Raiding the science coffers

In the last couple of weeks, the UK Government has announced that the Department of Trade and Industry is so far in the red that it has cut £68 million from the science budget.

Usually, government finance isn’t a zero-sum game. But this year, to pay for payouts having to do with the collapse of the Rover car company and “the unexpected increase in support needed to cover British Energy’s nuclear liabilities” (does “nuclear” signify “science” somehow?). A few weeks ago, the Particle Physics and Astronomy Research Council (PPARC) announced that its share of the shortfall would be £3.1 million, which would result in a 2.5% cut in astronomy grants, and a 5% cut in ongoing projects.

The heads of the research councils have, naturally, complained, citing the usual ring-fencing of the science budget against such machinations, and the ongoing effect this will have on UK investment in science research and development over the long term. To those of us actually working in the well-appointed trenches of science, the real problem isn’t that our budget is being cut, but the uncertainty generated by these late decisions. We’ve been waiting since mid-December for the announcement of this year’s grant funding. Instead, they claim they’re going to delay new hires by six months. The councils often act as if academic jobs are just like in the so-called “real world”, where you can hire someone all year long, whereas we have to stick to the academic calendar, along with competing with our better-funded colleagues (mostly in the USA). Ironically, however, this delay may have the positive effect of putting us on the same schedule as those US competitors, who usually announce positions in the winter that will only start in the following autumn. (So any young cosmologists looking to come to London may want to get in touch, once PPARC lets us know about our funding…)

February 1, 2007

Science In, On and Around the Media

Neil Tyson of New York’s Museum of Natural History had an excellent appearance on The Daily Show where he reminds us that “Astrophysicists are a simple people”. John Stewart flipped between slack-jawed incomprehension and good jokes. Better science than most of the real news.

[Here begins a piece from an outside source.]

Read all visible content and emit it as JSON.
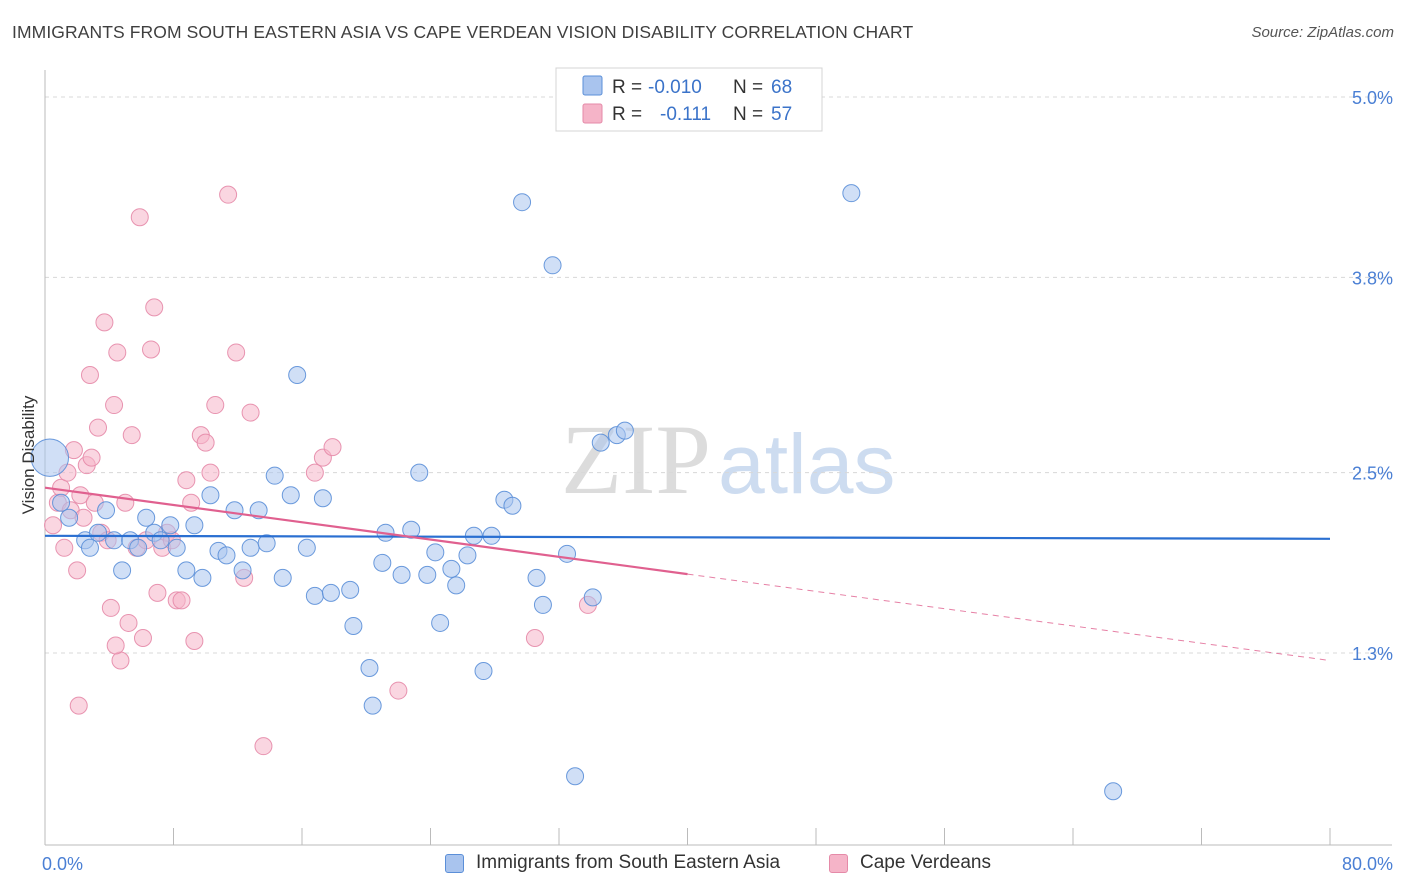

Speaking of the media and science, I spent Tuesday night boozing it up at the Royal Society’s annual “Scientists Meet the Media” party, sponsored by Novartis and the Daily Telegraph. Martin Rees, astrophysicist and Royal Society president, couldn’t help but dis the editor of the (famously right-wing) Telegraph for its politics in a room full of (mostly lefty) Guardian readers for its somehow managing passable science coverage despite its dodgy politics. Scientists and journalists both manage a healthy egotism, and it was amusing to see both groups hawking their wares while pouring free champagne down their throats. OK, our throats — I certainly can’t claim disinterest. If my own experience is a guide, I expect that the supposedly high-powered corridors of scientific power were a bit wobbly in the aftermath.

Update: The Telegraph has got a long article covering the party, studded with science-celebrity gossip (and not much else).